確かにグレタ・ガルボはトーキー時代の映画界で「完璧なまでの美貌・そして演技」と謳われた大女優だ。しかしそれになぞらえて子供に完璧さを求める親なんて。・・・サガはグレタの家庭事情がだんだん哀れに思えてきた。
「今日、通信簿で「英語=4」をもらってしまったこのわたしにもう「グレタ」の名は合わなくてよ。もうお父さんとお母さんに顔見せられないわ。。。」
(しゅるるるるるる・・・・・・・・・・・)
そんな時、ミツバチのような羽音をたてて公園にシュガーが飛んできた。
「サガったらどうして帰ってこないのかなー。」シュガーがいつもの舌ったらずな声で呟く。次の瞬間、シュガーの顔が突然パッと明るくなった。「あ!サガだ!」
「サガったらどうしたのかなー。なんか元気なさそうだなー。あ!そうだ!!」
(きゅるりん!)
と独特の音をたててシュガーは「魔法の笛」をポケットから引き抜いた。そしてシュガーが一番好きな曲である「スノーフラワー」を演奏し始めた。(上手くゆくかなー、、、)
シュガーの魔法の笛が奏でる音楽に合わせていくつもの雪の結晶が誕生してゆく・・・
「雪だわ。綺麗ね。サガさん。・・・」グレタがポツリと言った。グレタは雪の結晶の美しさに「グレタイズム」を一瞬だけ忘れたようだ。
「ほんと、クリスマスイヴに雪が降ってるの見られるなんてわたしたち運がいいね。」サガが答える。
「わたくしこの雪を観て感動できるかしら。大人になっても。もしかしたら大人になったらなんにも見えなくなっちゃうんじゃないかしら。・・・」グレタが哀しそうに呟く。
「そんなことないよ!グレタ。「グレタイズム」なんてものにこだわらずにありのままの気持ちで雪を見れば、何歳になっても雪の結晶に感動できると思う。わたし。」サガはそれだけ言うと口を閉じた。グレタも口を閉じた。
現在12月24日午後6時。噴水のある公園に夜の闇が忍び寄っていた。
シュガーの作り出した幾つもの雪の結晶が、暗い夜空と対照的に煌々と輝いて、生まれては消えそしてまた生まれては消えていった。「ねえ、サガさん。わたくし友だちがいないので、いつもひとりぼっちなんですの。良かったらわたくしの友だちになってくださる?」沈黙をグレタの問いが破った。サガが答える。「好きだよ。グレタ。完璧じゃなくてもいい。グレタはグレタ・ガルボじゃないんだから。ありのままのグレタが一番好き。今日から友だちだよ。グレタ・・・」
12月24日、クリスマスイヴの夜、ミューレンブルグを漆黒の夜の闇が支配し始めた頃、グレタとサガはしっかりと友だちになる約束をした。
※ ※
「あーら!サガさん!勝負よ!!」グレタの甲高い声が教室に響く。今日は1月8日、新学期の始まる日だ。

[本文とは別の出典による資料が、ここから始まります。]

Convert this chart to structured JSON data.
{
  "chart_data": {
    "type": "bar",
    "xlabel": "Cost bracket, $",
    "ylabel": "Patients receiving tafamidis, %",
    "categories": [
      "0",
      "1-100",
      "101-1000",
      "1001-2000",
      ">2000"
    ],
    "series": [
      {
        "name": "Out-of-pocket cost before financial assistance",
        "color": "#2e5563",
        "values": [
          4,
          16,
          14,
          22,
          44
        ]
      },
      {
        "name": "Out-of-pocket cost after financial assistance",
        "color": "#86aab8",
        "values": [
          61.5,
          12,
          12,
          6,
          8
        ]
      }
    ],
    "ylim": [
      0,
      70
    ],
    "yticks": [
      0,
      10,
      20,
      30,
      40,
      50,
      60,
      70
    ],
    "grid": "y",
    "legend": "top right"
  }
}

「・・・グレタ・・・「グレタイズム」止めたんじゃなかったの?」サガが呆れて問いかける。
「たとえ友だちになっても「グレタイズム」は永遠不滅よ!わたくしは完璧じゃなくて完全な人間になることにしたの!サガさん!」
「完璧と完全って似たような意味じゃん。」ノーマとアンヌが呆れて呟く。
学校にまたいつものドタバタ騒ぎが帰ってきたのを感じてサガは呆れながらもどこかホッとしていた。
「よーし、三学期も頑張るわ!!」サガが叫ぶとノーマとアンヌが呼応する。
「わ・・・わたくしは、、、別に頑張らなくてもいつも完全無欠なグレタですわ!おーーーほっほっほーーーー!!」(ドタッ!)
滑って転んだグレタを見て、サガは半ば呆れながらも新学期への決意を新たにした。